I pochi avranno in ogni caso molte gatte da pelare: per esempio OpenAI quando ha costruito il predecessore dell’attuale chatbot di cui tutti parlano, ha dovuto etichettare una vasta quantità di contenuti irricevibili, testi ed immagini violente, pedopornografia, e altri contenuti in qualche maniera accessibili in rete. L’intelligenza artificiale deve sapere oggi cosa domani dovrà trascurare e così un’inchiesta di Time ha scoperto che simili contenuti dell’orrore erano stati raccolti da una società in Kenia che pagava i suoi analisti un dollaro e mezzo all’ora. Questa storia, al di là delle questioni legate allo sfruttamento di lavoro sottopagato, apre uno squarcio sull’enorme lavorio che sta dietro la costruzione di un’interfaccia naturale e di come qualsiasi caratteristica di una simile interfaccia sia sottoposta a grandi continui aggiustamenti e adulterazioni. Aggiustamenti ed adulterazioni di testo. Potremo affidare il futuro della conoscenza ad una macchina simile?
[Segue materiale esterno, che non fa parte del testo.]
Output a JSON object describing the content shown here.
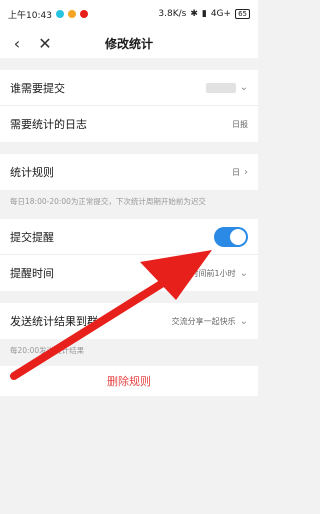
{
  "status_bar": {
    "time": "上午10:43",
    "speed": "3.8K/s",
    "network": "4G+",
    "battery": "65"
  },
  "nav": {
    "title": "修改统计"
  },
  "rows": {
    "submitter_label": "谁需要提交",
    "log_label": "需要统计的日志",
    "log_value": "日报",
    "rule_label": "统计规则",
    "rule_value": "日",
    "rule_note": "每日18:00-20:00为正常提交，下次统计周期开始前为迟交",
    "remind_label": "提交提醒",
    "remind_on": true,
    "remind_time_label": "提醒时间",
    "remind_time_value": "时间前1小时",
    "send_label": "发送统计结果到群",
    "send_value": "交流分享一起快乐",
    "send_note": "每20:00发送统计结果",
    "delete_label": "删除规则"
  },
  "colors": {
    "accent": "#2a8ae6",
    "danger": "#e64545",
    "arrow": "#e8201c"
  }
}
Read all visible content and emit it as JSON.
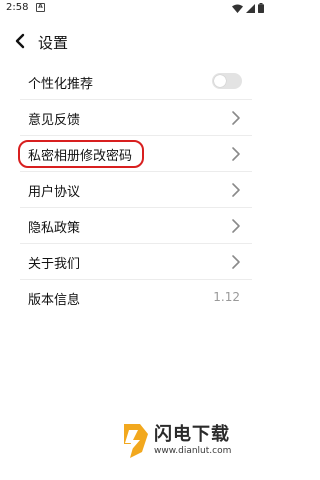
{
  "status_bar": {
    "time": "2:58",
    "notification_icon_letter": "A",
    "icons": [
      "wifi-icon",
      "signal-icon",
      "battery-icon"
    ]
  },
  "header": {
    "back_icon": "chevron-left-icon",
    "title": "设置"
  },
  "settings": {
    "personalized_recommend": {
      "label": "个性化推荐",
      "toggle_on": false
    },
    "feedback": {
      "label": "意见反馈"
    },
    "private_album_password": {
      "label": "私密相册修改密码"
    },
    "user_agreement": {
      "label": "用户协议"
    },
    "privacy_policy": {
      "label": "隐私政策"
    },
    "about_us": {
      "label": "关于我们"
    },
    "version_info": {
      "label": "版本信息",
      "value": "1.12"
    }
  },
  "annotation": {
    "highlight_color": "#d81f1f"
  },
  "watermark": {
    "title": "闪电下载",
    "url": "www.dianlut.com",
    "logo_color": "#f2a81e"
  }
}
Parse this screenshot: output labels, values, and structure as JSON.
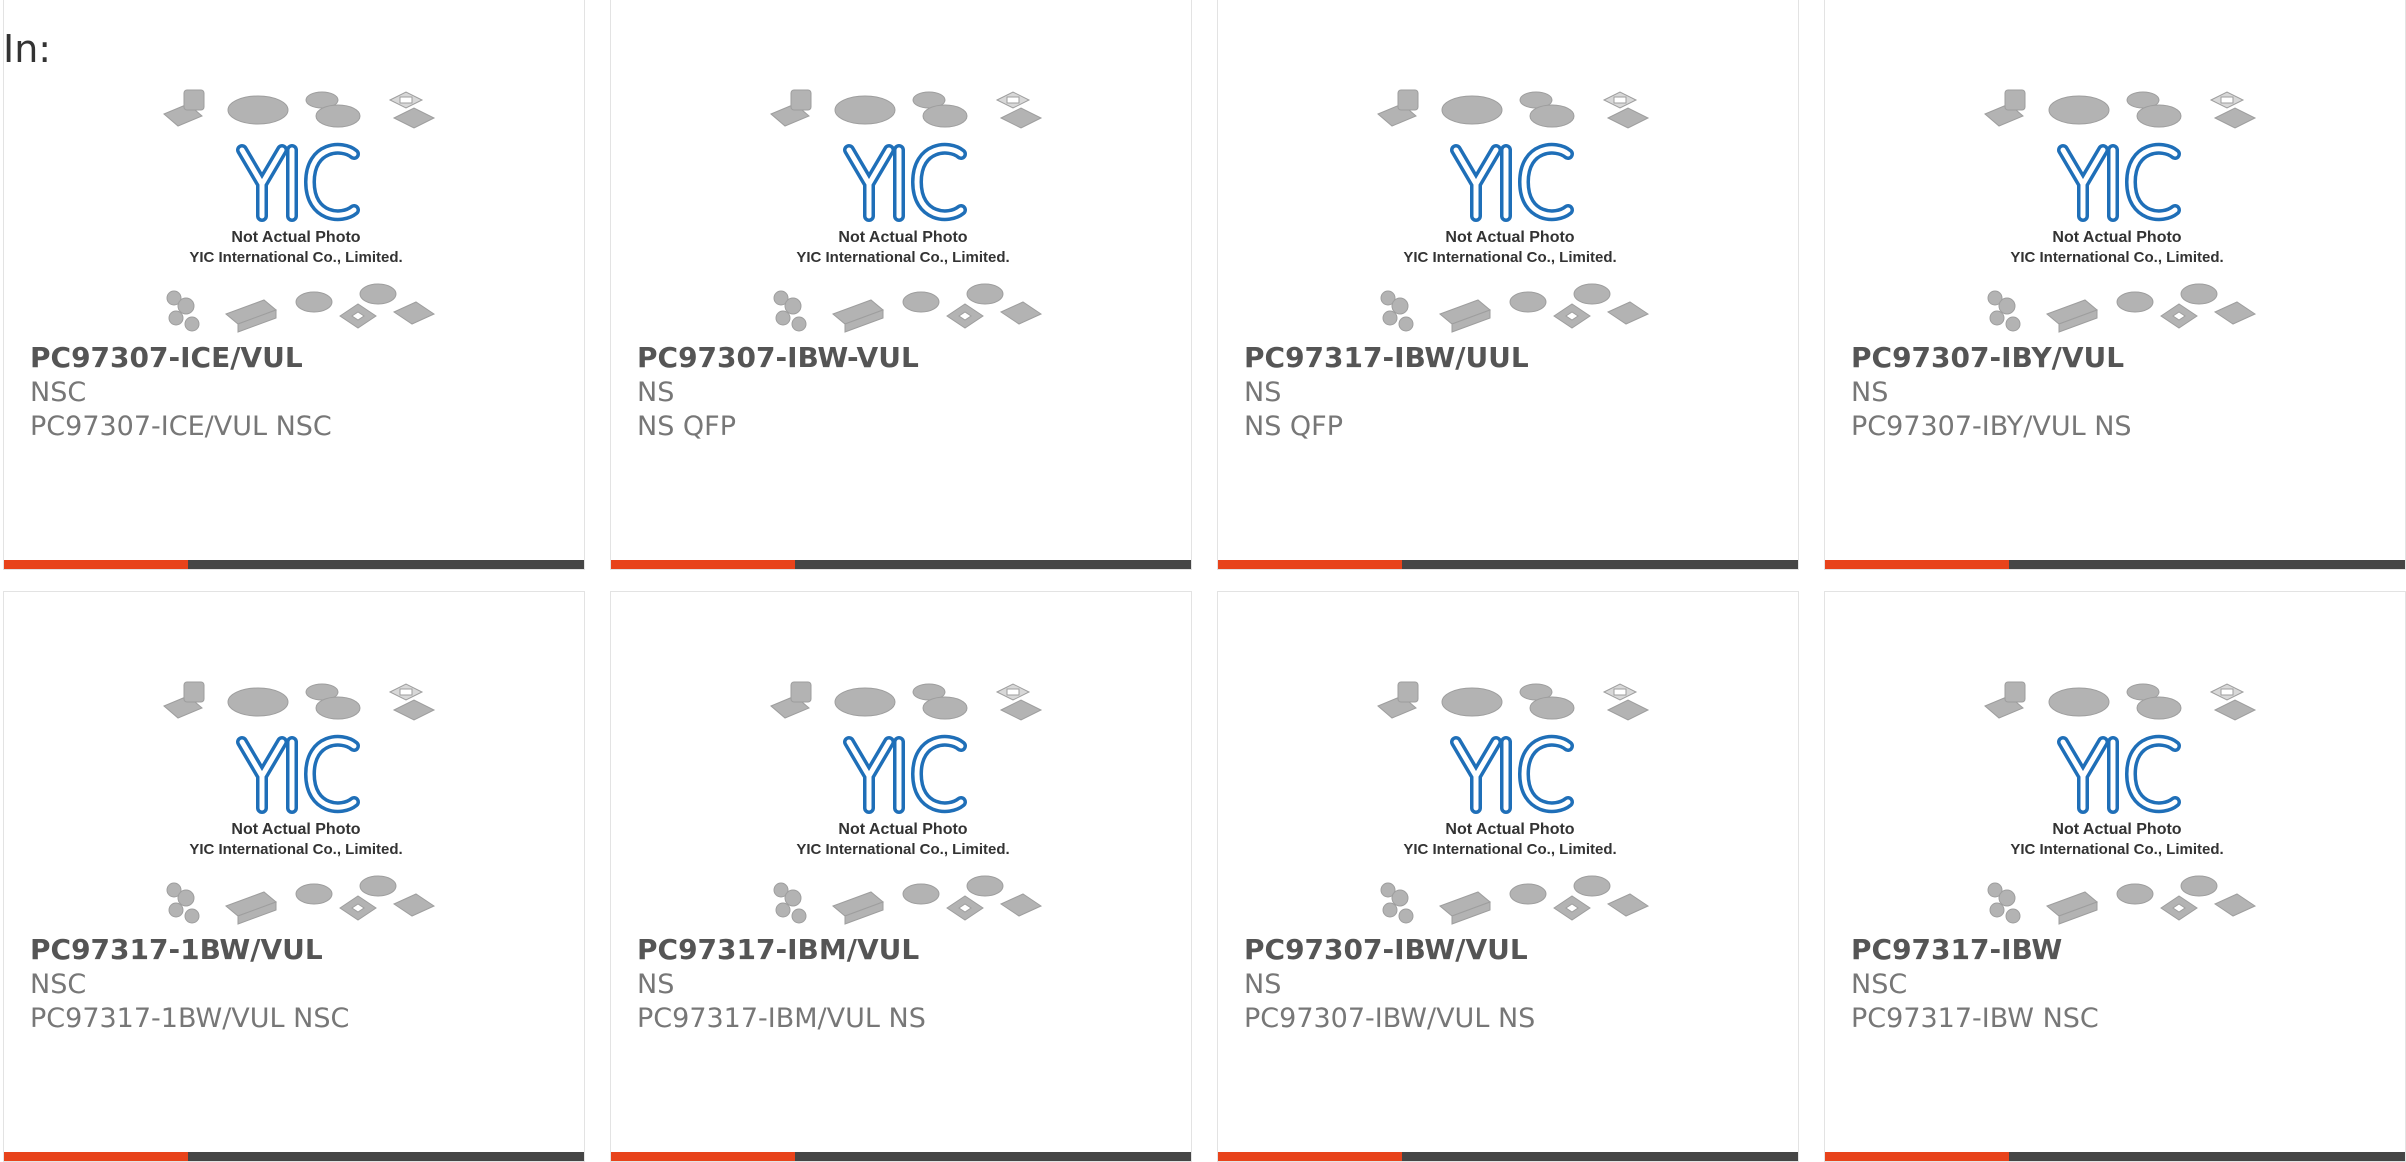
{
  "header": {
    "label": "In:"
  },
  "thumbnail": {
    "caption_line1": "Not Actual Photo",
    "caption_line2": "YIC International Co., Limited.",
    "logo_text": "YIC"
  },
  "colors": {
    "accent": "#e8431b",
    "bar": "#454545",
    "logo_blue": "#1f6fb8",
    "chip_gray": "#b3b3b3"
  },
  "products": [
    {
      "part": "PC97307-ICE/VUL",
      "manufacturer": "NSC",
      "description": "PC97307-ICE/VUL NSC"
    },
    {
      "part": "PC97307-IBW-VUL",
      "manufacturer": "NS",
      "description": "NS QFP"
    },
    {
      "part": "PC97317-IBW/UUL",
      "manufacturer": "NS",
      "description": "NS QFP"
    },
    {
      "part": "PC97307-IBY/VUL",
      "manufacturer": "NS",
      "description": "PC97307-IBY/VUL NS"
    },
    {
      "part": "PC97317-1BW/VUL",
      "manufacturer": "NSC",
      "description": "PC97317-1BW/VUL NSC"
    },
    {
      "part": "PC97317-IBM/VUL",
      "manufacturer": "NS",
      "description": "PC97317-IBM/VUL NS"
    },
    {
      "part": "PC97307-IBW/VUL",
      "manufacturer": "NS",
      "description": "PC97307-IBW/VUL NS"
    },
    {
      "part": "PC97317-IBW",
      "manufacturer": "NSC",
      "description": "PC97317-IBW NSC"
    }
  ]
}
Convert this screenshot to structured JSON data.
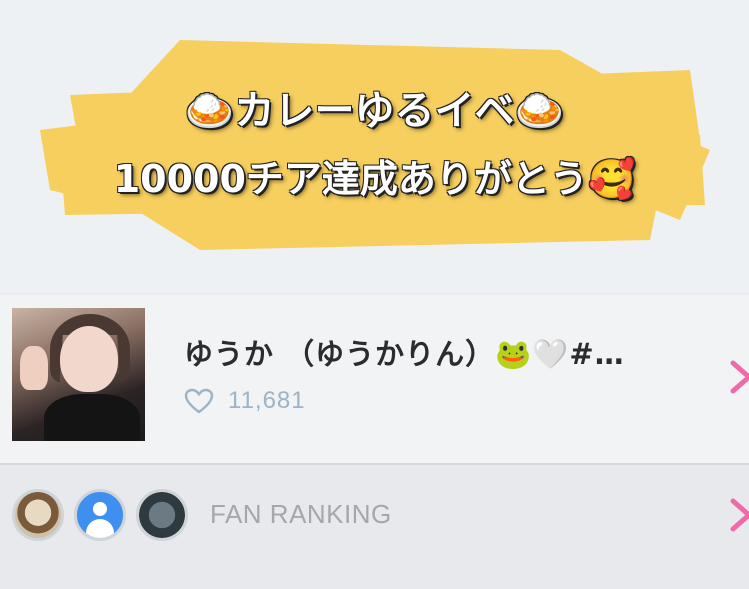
{
  "banner": {
    "line1": "🍛カレーゆるイベ🍛",
    "line2": "10000チア達成ありがとう🥰",
    "highlight_color": "#f7cf5e"
  },
  "profile": {
    "name": "ゆうか （ゆうかりん）🐸🤍#…",
    "likes_count": "11,681",
    "like_icon": "heart-outline-icon",
    "avatar_alt": "profile photo"
  },
  "ranking": {
    "label": "FAN RANKING",
    "avatars": [
      "fan-avatar-1",
      "fan-avatar-default",
      "fan-avatar-3"
    ]
  },
  "colors": {
    "chevron": "#ee6aa8",
    "likes_text": "#9cb4c8"
  }
}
Per anni i più ingenui fra noi, nel tentativo di arginare lo strapotere dei social network hanno domandato a gran voce che l’algoritmo che li governava fosse reso trasparente. Oggi, nella tipica euforia che avvolge ogni grande novità, le maggiori critiche che si leggono rivolte a chatGPT riguardano le conseguenze sul lavoro giornalistico o sugli studi universitari. Eppure il rischio maggiore sembra essere ben più ampio: quello di alienare la fatica del testo, di alzare una barriera fisica fra noi e il testo. Quando leggiamo un testo quel testo diventa nostro, qualsiasi esso sia. Qualsiasi informazione contenga quel testo viene filtrata attraverso di noi. È l’esercizio stesso del filtro che applichiamo al testo che è l’esercizio del potere. Quando questo meccanismo si interrompe, esattamente come avviene quando il numero di testi disponibili viene intenzionalmente ridotto, il potere, inevitabilmente, fluisce altrove.

Un commento a “Chatbot e potere”

  1. Andrea dice:

    Le chatbot sono molto meno avanti di quello che sembri.
    I corpora da cui attingono sono limitati all’esperienza web, basta poco per mandarle in crisi.